In May 1985, plaintiffs sought access to defendants’ land for the purposes of undertaking certain repairs, maintenance and incidental improvements to the water system. Defendants denied plaintiffs permission to enter their property. Plaintiffs then commenced this action seeking, among other things, a declaration of their right to enter upon defendants’ land for the purpose of repairing and maintaining the spring. Defendants answered, asserting as a first separate and complete defense that any right to use water from the spring which may have been created amounted only to a license and was terminable at will. Plaintiffs moved for partial summary judgment which was granted to the extent of dismissal of defendants’ first separate and complete defense and was denied in all other respects. This appeal by defendants followed.

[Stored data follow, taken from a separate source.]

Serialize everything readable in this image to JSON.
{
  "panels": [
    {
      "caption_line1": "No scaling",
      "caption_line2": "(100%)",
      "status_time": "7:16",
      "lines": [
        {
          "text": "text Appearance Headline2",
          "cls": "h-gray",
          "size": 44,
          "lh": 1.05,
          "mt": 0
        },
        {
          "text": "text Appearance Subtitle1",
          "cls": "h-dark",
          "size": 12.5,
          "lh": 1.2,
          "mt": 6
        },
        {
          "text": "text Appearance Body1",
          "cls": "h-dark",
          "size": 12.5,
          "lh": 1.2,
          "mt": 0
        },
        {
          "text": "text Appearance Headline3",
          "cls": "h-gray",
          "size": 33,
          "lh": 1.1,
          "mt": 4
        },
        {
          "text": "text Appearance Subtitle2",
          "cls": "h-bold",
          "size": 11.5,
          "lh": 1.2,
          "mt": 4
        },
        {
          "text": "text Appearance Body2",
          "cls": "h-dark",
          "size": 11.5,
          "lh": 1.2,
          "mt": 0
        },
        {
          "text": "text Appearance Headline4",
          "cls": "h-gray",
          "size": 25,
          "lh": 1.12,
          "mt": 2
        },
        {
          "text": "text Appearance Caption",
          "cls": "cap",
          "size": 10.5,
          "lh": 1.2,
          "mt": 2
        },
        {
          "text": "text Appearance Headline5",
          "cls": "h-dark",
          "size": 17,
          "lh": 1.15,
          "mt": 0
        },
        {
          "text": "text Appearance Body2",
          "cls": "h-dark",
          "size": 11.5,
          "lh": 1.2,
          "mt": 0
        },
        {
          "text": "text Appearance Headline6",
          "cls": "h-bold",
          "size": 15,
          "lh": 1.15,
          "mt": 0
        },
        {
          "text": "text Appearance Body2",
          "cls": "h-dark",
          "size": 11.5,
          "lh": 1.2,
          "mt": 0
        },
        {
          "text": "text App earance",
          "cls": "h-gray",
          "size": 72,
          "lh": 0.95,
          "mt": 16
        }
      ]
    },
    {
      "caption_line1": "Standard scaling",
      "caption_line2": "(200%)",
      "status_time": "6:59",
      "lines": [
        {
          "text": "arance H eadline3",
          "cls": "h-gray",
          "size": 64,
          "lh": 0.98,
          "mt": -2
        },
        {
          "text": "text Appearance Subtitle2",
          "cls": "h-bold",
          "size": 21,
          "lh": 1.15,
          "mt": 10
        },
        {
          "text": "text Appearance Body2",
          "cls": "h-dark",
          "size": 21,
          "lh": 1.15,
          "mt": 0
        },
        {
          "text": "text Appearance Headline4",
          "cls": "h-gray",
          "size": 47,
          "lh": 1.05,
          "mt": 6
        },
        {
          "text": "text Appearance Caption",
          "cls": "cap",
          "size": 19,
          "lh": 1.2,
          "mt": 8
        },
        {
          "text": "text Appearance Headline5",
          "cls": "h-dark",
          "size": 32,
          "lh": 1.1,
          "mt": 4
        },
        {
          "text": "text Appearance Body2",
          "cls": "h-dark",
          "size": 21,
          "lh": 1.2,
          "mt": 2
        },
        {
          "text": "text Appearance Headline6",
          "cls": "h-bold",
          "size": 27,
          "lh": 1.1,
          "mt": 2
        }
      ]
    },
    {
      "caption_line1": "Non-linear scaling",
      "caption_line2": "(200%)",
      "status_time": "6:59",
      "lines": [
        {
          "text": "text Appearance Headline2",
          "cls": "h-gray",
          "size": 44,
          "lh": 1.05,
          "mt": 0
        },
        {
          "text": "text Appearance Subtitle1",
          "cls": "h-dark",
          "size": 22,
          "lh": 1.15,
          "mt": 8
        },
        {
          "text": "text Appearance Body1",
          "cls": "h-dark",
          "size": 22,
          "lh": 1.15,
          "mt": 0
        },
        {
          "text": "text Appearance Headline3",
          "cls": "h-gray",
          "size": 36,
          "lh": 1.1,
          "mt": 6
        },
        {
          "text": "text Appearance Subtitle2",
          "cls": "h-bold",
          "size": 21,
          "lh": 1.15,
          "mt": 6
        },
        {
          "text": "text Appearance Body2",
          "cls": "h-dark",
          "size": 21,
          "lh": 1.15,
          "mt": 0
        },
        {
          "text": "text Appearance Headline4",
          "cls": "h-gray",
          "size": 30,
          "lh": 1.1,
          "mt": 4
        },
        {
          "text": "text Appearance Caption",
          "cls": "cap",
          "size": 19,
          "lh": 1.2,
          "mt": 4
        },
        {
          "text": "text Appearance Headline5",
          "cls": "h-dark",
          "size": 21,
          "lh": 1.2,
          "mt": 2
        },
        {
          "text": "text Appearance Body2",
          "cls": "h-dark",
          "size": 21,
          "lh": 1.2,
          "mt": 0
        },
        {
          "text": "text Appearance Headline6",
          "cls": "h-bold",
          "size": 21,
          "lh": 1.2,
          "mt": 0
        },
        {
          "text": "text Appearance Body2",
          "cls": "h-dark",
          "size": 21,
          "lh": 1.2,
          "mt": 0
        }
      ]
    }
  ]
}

We affirm. Although distinguishing an easement from a license is not always an easy task (see, Todd v Krolick, 96 AD2d 695, 696, affd 62 NY2d 836), we find that Special Term properly concluded as a matter of law that the water right granted in the 1946 deed was not merely a license. The following undisputed facts, viewed collectively, reveal that the 1946 deed created an easement. The grant was accomplished by a deed, connoting the transfer of an interest in real property (see, Greenwood Lake & Port Jervis R. R. Co. v New York & Greenwood Lake R. R. Co., 134 NY 435, 441). The language used, including the words "grant” and "convey”, indicates that an easement was intended (see, Yager Pontiac v Danker & Sons, 41 AD2d 366, 368, affd 34 NY2d 707). The *886grant was not temporary in nature nor did the grantors purport to retain any rights of revocation (see, Willow Tex v Dimacopoulos, 68 NY2d 963; Trustees of Freeholders & Commonalty of Town of Southampton v Jessup, 162 NY 122, 126). While specific words of inheritance were not used, they are not required to create a perpetual easement (Real Property Law § 240 [1]; EPTL 2-1.4; Wilson v Ford, 209 NY 186, 197). Hence, we conclude that the granting of a right to water from the spring on the land retained by the grantor, which was done as part of the conveyance of the abutting parcel, created an appurtenant easement (see, Saratoga State Waters Corp. v Pratt, 227 NY 429, 444-445; Historic Estates v United Paper Bd. Co., 260 App Div 344, 348, affd 285 NY 658).
We find meritless defendants’ contention that the interest conveyed in 1946 could only have been a license since the grantors did not warrant the water rights. A disclaimer of warranty merely serves to limit the remedies available against the grantor. It does not diminish or extinguish the nature of the interest transferred.
Order affirmed, with costs. Main, J. P., Casey, Mikoll, Yesawich, Jr., and Harvey, JJ., concur.